Sorry We Missed You
Ubérisation, auto-entreprenariat... Bâtir un vrai scénario de cinéma à partir de notions aussi abstraites (bien qu'elles aient des conséquences redoutablement concrètes...) n'est pas à la portée de tout le monde. Ken Loach relève le défi avec brio. Sorry We Missed You n'a peut-être pas autant de souffle que Moi, Daniel Blake mais par ces thématiques, la palme d'or 2016 présentait moins de difficultés de mise en scène.
Les deux films, en tout cas, témoignent d'une reconfiguration salutaire au regard d'une œuvre jusqu'à présent inégale. Sur la lancée de son opus précédent, Ken Loach privilégie ce que son récit a d'implacable sans détourner l'attention du spectateur par des diversions plus ou moins malvenues. Sans pathos, il plonge Ricky, un livreur résolu à se mettre à son propre compte, dans les eaux glacées de la nouvelle économie.
Rythmes inhumains, risques accrus... Ricky se tue à la tâche pour distribuer les colis à temps. Ses supérieurs au sein de la plateforme de livraison où il bosse ont beau se la jouer cool, c'est un tout autre visage qu'ils présentent lorsque l'employé qui se voulait modèle ne remplit plus son contrat. Le foyer familial du personnage principal ne peut évidemment pas résister à ces nouvelles formes d'exploitation. Surtout lorsque l'élément féminin, une aide-soignante à domicile, est pareillement confronté aux horaires décalés et salaires de misère. Les enfants encaissent eux aussi plein pot l'aliénation vécue par leurs parents.

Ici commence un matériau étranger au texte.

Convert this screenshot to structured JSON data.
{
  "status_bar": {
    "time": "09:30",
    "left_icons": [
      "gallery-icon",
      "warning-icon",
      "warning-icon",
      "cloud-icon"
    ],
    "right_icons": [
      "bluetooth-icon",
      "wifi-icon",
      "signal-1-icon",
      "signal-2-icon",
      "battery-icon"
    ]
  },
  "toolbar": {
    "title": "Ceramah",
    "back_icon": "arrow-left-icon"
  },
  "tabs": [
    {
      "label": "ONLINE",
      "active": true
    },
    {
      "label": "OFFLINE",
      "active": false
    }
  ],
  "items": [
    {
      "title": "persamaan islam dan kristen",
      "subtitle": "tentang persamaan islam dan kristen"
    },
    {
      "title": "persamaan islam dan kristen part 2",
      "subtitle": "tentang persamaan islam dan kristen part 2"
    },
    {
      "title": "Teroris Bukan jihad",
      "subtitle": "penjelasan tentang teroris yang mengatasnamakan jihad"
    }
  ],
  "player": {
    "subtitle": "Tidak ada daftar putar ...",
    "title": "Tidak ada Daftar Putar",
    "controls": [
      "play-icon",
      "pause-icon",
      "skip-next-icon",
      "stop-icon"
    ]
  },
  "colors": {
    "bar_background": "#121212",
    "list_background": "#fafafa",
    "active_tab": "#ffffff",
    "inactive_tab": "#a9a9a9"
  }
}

Où sont passés l'esprit de lutte, la ferveur de l'action collective, la solidarité des exploités? Photos d'époque, celles qu'une vieille dame, ancienne cantinière de mineurs en grève, montre à Abby, la femme de Ricky. Le film retrouve ensuite sa ligne droite et sèche, même si le final est bouleversant.
Sorry We Missed You, Ken Loach, Cannes 2019, sortie en salles ce mercredi 23 octobre.